Mapping of atomic catalyst on graphdiyne

Abstract

Atomic catalysts (AC) as the frontier in atomic catalyst have attracted tremendous attention in recent electrocatalyst research. The performance of ACs strongly depends on the electronic interaction between the atoms and support. To supply a direct strategy for discovering more promising electrocatalysts, we propose a comprehensive mapping study of anchoring transition metals on the graphdiyne (GDY). The electron transfer ability and zero-valence stability are quantified based on the redox process between surface metal and GDY support. The different electron transfer number and directions between the transition metals and GDY are also compared, in which the initial one-electron transfer is the most difficult. Among all the TMs, Co, Pd and Pt have displayed the exceptional stability of zero-valence catalyst based on the evident energy barrier difference between losing electrons and gaining electrons.
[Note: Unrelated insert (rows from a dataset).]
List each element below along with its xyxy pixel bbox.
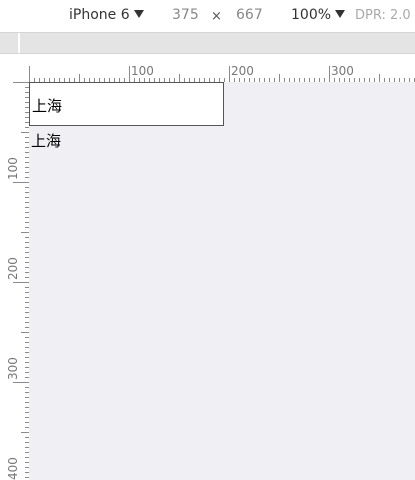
ruler-label: 100 [6, 157, 20, 180]
ruler-label: 300 [6, 357, 20, 380]
city-select[interactable]: 上海 [29, 82, 224, 126]
ruler-label: 200 [6, 257, 20, 280]
horizontal-ruler-ticks: 100 200 300 [29, 64, 415, 82]
caret-down-icon [335, 9, 346, 18]
vertical-ruler: 100 200 300 400 [0, 82, 29, 480]
zoom-select[interactable]: 100% [291, 7, 346, 23]
vertical-ruler-ticks: 100 200 300 400 [6, 82, 29, 480]
device-toolbar: iPhone 6 375 × 667 100% DPR: 2.0 [0, 0, 415, 32]
device-viewport: 上海 上海 [29, 82, 415, 480]
device-select[interactable]: iPhone 6 [69, 7, 144, 23]
width-input[interactable]: 375 [172, 7, 199, 23]
caret-down-icon [133, 9, 144, 18]
dpr-label[interactable]: DPR: 2.0 [355, 8, 411, 23]
ruler-label: 400 [6, 457, 20, 480]
ruler-label: 100 [131, 64, 154, 78]
zoom-value: 100% [291, 7, 332, 23]
media-query-handle[interactable] [18, 33, 20, 53]
city-select-value: 上海 [32, 97, 63, 115]
ruler-label: 200 [231, 64, 254, 78]
ruler-label: 300 [331, 64, 354, 78]
media-query-bar[interactable] [0, 32, 415, 54]
height-input[interactable]: 667 [236, 7, 263, 23]
horizontal-ruler: 100 200 300 [29, 54, 415, 82]
city-text: 上海 [31, 132, 62, 150]
device-name: iPhone 6 [69, 7, 130, 23]
ruler-corner [0, 54, 29, 82]
times-separator: × [211, 9, 222, 24]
Experimental results support the remarkable performance of our screened candidates, which have opened a new possibility to achieve novel high-performance zero-valence ACs. Moreover, we outlook the introduction of the deep-learning algorithm in the future advanced mapping strategy for achieving more complicated ACs. This work not only supplies innovative electrocatalyst candidates but also exhibits an innovative approach for studying the electrocatalysts that can further apply to more material systems.